3. Rolling upslope (slope takeoff)

On a slope takeoff, the pilot raises collective with cyclic still deflected into the slope. As the helicopter lightens, the cyclic should be neutralized progressively. If the pilot keeps full uphill cyclic too long, the helicopter rolls upslope when it lifts off — onto the very surface it was leaning toward.

Technique: raise collective slowly, neutralize cyclic in time with the lift, let the helicopter come up vertically before transitioning forward.

Recovery — collective, not cyclic

The single most important recovery rule:

Cyclic alone will not save it once roll rate is established. Reduce collective.

Why: cyclic only changes the disc tilt. Once the helicopter is rotating about a fixed pivot point, even maximum opposite cyclic produces only a moderate roll-correction moment — not enough to overcome the rotational momentum. Reducing collective removes the lift that's amplifying the roll, and lets gravity pull the helicopter back toward level.

The procedure:

Smoothly reduce collective at the first sign of rollover. Not a sudden chop — a smooth, decisive reduction.
Cyclic toward level — opposite the roll direction. Helps marginally but not enough alone.
Once the rolling moment stops, you can re-evaluate. Often the helicopter settles back onto both skids.

The cyclic-at-stop trap

Most dynamic rollover accidents happen when a pilot pushes the cyclic to the stop trying to fix a slope landing or asymmetric takeoff. The thinking is: "if I just give it a little more cyclic, the disc will tilt back and we'll be fine." But cyclic at the stop with collective applied is the exact setup for rollover initiation.

Operational rule: if you ever feel the cyclic reach the stop, abort. Reduce collective, return to a hover, reposition. Never assume "almost there" — almost there means you're outside the helicopter's authority and about to find out.

Why this happens so fast

The critical angle is small.
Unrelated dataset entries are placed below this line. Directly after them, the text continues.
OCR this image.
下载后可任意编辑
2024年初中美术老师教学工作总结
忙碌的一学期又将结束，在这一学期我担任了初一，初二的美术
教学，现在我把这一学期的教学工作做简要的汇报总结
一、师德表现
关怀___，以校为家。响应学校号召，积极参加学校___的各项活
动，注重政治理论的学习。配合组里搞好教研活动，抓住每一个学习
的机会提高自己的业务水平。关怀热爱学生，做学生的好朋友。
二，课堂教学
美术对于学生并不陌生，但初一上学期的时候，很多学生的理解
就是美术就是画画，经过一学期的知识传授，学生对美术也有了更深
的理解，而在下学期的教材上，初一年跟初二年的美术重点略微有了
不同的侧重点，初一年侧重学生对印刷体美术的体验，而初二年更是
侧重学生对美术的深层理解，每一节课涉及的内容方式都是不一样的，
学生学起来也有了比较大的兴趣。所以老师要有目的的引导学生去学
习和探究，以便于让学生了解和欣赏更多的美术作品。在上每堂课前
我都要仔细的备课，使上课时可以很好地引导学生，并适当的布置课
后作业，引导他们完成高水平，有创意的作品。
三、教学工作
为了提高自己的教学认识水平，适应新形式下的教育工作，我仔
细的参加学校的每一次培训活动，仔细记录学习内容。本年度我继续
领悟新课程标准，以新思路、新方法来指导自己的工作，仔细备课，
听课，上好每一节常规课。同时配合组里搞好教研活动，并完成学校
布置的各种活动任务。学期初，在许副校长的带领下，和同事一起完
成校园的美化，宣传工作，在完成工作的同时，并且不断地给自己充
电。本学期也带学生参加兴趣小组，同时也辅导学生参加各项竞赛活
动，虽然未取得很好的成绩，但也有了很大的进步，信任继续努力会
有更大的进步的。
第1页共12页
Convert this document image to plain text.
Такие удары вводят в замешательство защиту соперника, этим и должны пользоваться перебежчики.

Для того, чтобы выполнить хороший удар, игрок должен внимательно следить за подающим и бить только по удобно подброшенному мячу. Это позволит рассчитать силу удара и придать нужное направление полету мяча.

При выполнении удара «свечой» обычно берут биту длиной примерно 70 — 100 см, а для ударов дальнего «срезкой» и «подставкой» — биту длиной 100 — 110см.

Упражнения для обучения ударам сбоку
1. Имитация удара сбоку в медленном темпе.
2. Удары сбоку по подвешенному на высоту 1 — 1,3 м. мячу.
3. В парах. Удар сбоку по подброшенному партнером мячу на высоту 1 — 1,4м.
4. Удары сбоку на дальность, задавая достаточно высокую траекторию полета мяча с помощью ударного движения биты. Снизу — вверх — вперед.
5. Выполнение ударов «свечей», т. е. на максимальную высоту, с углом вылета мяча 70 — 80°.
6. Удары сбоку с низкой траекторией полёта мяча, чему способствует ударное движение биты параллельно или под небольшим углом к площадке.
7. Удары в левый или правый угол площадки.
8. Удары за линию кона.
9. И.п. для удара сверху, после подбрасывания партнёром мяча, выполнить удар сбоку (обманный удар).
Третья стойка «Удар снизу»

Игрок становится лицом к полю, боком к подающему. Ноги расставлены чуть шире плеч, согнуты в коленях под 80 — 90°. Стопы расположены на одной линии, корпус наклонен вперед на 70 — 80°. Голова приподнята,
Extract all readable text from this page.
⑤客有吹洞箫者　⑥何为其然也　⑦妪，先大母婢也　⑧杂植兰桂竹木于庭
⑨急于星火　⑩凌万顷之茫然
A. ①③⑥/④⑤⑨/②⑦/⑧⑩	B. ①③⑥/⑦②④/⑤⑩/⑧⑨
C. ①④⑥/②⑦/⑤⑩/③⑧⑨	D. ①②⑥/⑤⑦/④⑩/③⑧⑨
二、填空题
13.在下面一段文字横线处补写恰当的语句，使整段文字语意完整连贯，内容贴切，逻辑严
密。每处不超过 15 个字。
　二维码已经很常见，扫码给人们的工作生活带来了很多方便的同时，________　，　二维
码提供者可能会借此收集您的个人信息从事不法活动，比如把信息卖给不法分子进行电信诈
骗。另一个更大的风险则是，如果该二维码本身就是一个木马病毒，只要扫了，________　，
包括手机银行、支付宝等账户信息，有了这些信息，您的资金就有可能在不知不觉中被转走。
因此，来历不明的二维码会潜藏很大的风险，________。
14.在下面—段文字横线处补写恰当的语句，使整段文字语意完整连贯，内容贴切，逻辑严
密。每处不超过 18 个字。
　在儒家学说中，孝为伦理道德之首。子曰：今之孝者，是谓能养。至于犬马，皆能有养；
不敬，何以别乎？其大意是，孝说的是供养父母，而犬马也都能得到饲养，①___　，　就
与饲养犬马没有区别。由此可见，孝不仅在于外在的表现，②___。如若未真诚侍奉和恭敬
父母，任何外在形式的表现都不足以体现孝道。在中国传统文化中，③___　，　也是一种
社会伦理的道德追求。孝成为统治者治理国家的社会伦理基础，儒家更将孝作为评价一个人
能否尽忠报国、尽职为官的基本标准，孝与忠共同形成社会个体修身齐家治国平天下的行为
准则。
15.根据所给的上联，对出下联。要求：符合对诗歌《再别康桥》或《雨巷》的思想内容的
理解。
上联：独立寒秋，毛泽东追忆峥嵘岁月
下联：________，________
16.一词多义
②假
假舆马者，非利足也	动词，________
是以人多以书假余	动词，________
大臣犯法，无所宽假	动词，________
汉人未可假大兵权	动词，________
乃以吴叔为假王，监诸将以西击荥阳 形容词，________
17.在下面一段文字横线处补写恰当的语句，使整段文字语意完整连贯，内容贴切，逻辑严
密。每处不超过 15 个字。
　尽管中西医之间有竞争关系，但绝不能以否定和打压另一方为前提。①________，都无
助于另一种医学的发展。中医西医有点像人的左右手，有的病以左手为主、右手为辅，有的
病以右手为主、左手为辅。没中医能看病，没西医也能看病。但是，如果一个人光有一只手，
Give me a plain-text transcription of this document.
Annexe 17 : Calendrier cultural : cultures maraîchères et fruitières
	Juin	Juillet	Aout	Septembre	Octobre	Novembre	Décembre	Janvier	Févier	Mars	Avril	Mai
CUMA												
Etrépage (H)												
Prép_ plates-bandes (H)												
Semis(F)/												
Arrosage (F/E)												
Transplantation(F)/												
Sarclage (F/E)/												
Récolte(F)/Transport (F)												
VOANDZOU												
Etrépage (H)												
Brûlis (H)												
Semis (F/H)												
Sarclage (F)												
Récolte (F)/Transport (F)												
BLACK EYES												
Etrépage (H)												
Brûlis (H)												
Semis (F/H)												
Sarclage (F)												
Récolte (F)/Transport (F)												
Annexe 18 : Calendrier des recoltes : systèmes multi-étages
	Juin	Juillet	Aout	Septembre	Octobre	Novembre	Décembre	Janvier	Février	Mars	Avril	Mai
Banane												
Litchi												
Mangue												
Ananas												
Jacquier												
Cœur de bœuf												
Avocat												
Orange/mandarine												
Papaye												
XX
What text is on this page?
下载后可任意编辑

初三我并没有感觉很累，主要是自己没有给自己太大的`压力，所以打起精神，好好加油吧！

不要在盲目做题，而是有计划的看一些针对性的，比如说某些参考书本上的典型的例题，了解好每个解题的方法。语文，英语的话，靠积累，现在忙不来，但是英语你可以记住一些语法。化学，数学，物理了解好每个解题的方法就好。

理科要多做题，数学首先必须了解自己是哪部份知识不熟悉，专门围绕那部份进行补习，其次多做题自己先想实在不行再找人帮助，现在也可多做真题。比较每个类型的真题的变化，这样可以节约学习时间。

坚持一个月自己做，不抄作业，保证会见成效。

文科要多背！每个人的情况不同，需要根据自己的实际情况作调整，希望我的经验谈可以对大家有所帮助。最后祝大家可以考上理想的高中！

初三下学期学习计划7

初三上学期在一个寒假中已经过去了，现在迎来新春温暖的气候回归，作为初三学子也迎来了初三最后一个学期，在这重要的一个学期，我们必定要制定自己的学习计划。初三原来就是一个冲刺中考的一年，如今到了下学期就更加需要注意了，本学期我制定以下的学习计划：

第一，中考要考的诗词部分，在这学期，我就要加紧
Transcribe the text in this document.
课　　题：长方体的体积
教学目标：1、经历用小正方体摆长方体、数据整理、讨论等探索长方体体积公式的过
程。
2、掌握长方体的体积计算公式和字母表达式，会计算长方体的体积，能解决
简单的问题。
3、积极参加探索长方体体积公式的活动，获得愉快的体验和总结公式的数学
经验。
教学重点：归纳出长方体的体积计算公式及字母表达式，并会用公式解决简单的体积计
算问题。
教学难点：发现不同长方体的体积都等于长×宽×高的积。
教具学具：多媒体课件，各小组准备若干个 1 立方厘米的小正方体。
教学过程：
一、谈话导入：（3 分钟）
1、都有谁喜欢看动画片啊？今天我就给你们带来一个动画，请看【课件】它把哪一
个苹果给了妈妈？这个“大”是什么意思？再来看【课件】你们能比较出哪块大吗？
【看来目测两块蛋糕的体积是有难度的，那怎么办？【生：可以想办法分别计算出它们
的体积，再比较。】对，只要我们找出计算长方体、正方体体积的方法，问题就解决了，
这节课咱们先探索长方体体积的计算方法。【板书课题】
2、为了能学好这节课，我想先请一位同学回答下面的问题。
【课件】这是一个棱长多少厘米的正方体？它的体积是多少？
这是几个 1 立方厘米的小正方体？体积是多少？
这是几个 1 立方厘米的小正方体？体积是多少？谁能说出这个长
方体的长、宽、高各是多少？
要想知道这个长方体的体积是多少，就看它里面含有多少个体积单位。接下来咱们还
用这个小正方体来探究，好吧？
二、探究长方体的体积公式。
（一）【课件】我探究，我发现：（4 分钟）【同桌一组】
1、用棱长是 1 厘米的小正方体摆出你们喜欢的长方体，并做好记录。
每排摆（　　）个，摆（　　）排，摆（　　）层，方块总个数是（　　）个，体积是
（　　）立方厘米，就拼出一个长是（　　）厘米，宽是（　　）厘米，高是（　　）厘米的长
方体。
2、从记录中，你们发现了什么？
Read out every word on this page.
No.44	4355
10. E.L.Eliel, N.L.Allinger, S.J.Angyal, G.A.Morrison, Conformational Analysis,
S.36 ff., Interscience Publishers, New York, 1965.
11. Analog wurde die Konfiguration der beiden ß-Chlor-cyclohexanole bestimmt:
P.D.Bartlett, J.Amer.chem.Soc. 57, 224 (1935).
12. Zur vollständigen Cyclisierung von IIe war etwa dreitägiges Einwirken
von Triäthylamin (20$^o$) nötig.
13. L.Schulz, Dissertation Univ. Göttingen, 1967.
Most light helicopters have a static rollover angle of 30-45°; the dynamic rollover angle (where you can no longer recover) is significantly lower — often 10-20° depending on roll rate. From a level start, you can be past the recovery point in well under a second once the roll initiates.

Compare this to a fixed-wing departure stall: you have seconds to recognize and recover. Dynamic rollover gives you fractions of a second. The recovery has to be reflexive, like hovering autorotation, because there's no time to think.

Practice: most flight schools include slope-landing-with-induced-rollover-recognition in CPL recurrent training. Drill the "feel" of cyclic approaching the stop and the reflexive collective reduction that prevents commitment.

Avoidance — the everyday discipline

Never operate beyond published slope limits. Most light helicopters are 5-10° routine, 15° absolute.
Keep cyclic input proportional to collective input on slope ops — both move together, not one ahead of the other.
Hover-check before every slope landing — verify cyclic margin in the hover before committing.
Know the surface. Frozen ground, sticky mud, soft sand, and tall grass can all trap a skid.
Watch the cargo hook, drag link, and any external load attachments — a cable caught on the ground produces an instant pivot point.
If you start to feel a roll, your hand is on the wrong control. Move to collective.